Extracting I-Frames from H264 in MPEG-TS in C

I am experimenting with video and would like to know how I can extract I-frames from H264 contained in MPEG-TS container. What I want to do is generate preview images out of a video stream. As the I-frame is supposed to be a complete picture fro which P- and B-Frames derive, is there a possibility to just extract the data of the picture without having to decode it using a codec?

I have already done some work with MPEG-TS container format but I am not that much specialized in codecs.

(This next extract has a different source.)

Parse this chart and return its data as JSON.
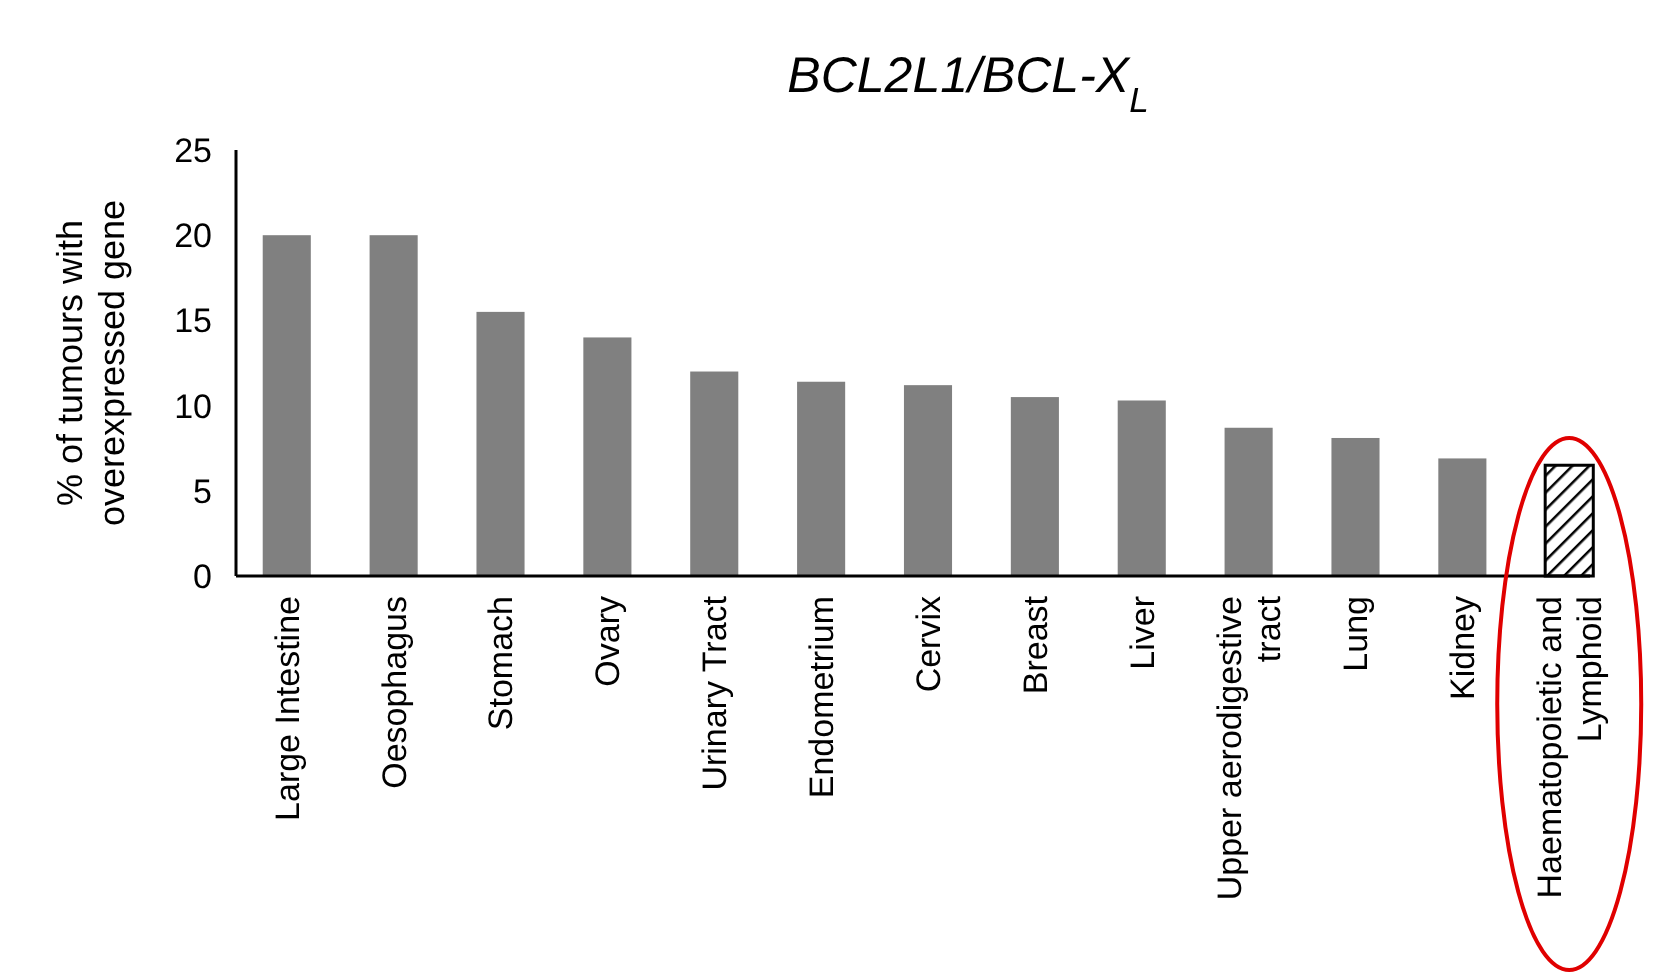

I am rather in search of information.

Thanks a lot.

Upvotes: 4

Views: 7074

Answers (3)

Guy Sirton
Guy Sirton

Reputation: 8401

As others have noted decoding h.264 is complicated. You could write your own decoder but it is a major effort. Why not use an existing decoder?

Intel's IPP library has the basic building blocks for a decoder and a sample decoer:

Code Samples for the Intel® Integrated Performance Primitives

There's libavcodec:

Using libavformat and libavcodec

Revised avcodec_sample.0.4.9.cPP

Upvotes: 3

alexander
alexander

Reputation: 2753

I am not expert in this domain too. But I've played with decoding. Use this gstreamer pipeline to extract preview from video.mp4:

gst-launch -v filesrc location=./video.mp4 ! qtdemux name=demux demux.video_00 ! ffdec_h264 ! videorate ! 'video/x-raw-yuv,framerate=1/1' ! jpegenc ! multifilesink location=image-%05d.jpeg

If you want to write some code, replace videorate with appsrc/appsink elements. Write control program to the pipelines (see example):

filesrc location=./video.mp4 ! qtdemux name=demux demux.video_00 ! ffdec_h264 ! appsink
appsrc ! 'video/x-raw-yuv,framerate=1/1' ! jpegenc ! multifilesink location=image-%05d.jpeg

Buffers without GST_BUFFER_FLAG_DELTA_UNIT flag set is I-frames. You can safely skip many frames and start decoding stream at any I-frame.

Upvotes: 2

puffadder
puffadder

Reputation: 1824

I am no expert in this domain but I believe the answer to your question is NO.

If you want to save the I-frame as a JPEG image, you still need to "transcode" the video frame i.e. you first need to decode the I-frame using a H264 decoder and then encode it using a JPEG encoder. This is so because the JPEG encoder does not understand a H264 frame, it only accepts uncompressed video frames as input.

As an aside, since the input to the JPEG encoder is an uncompressed frame, you can generate a JPEG image from any type of frame (I/P/B) as it would already be decoded (using reference I frame, if needed) before feeding to the encoder.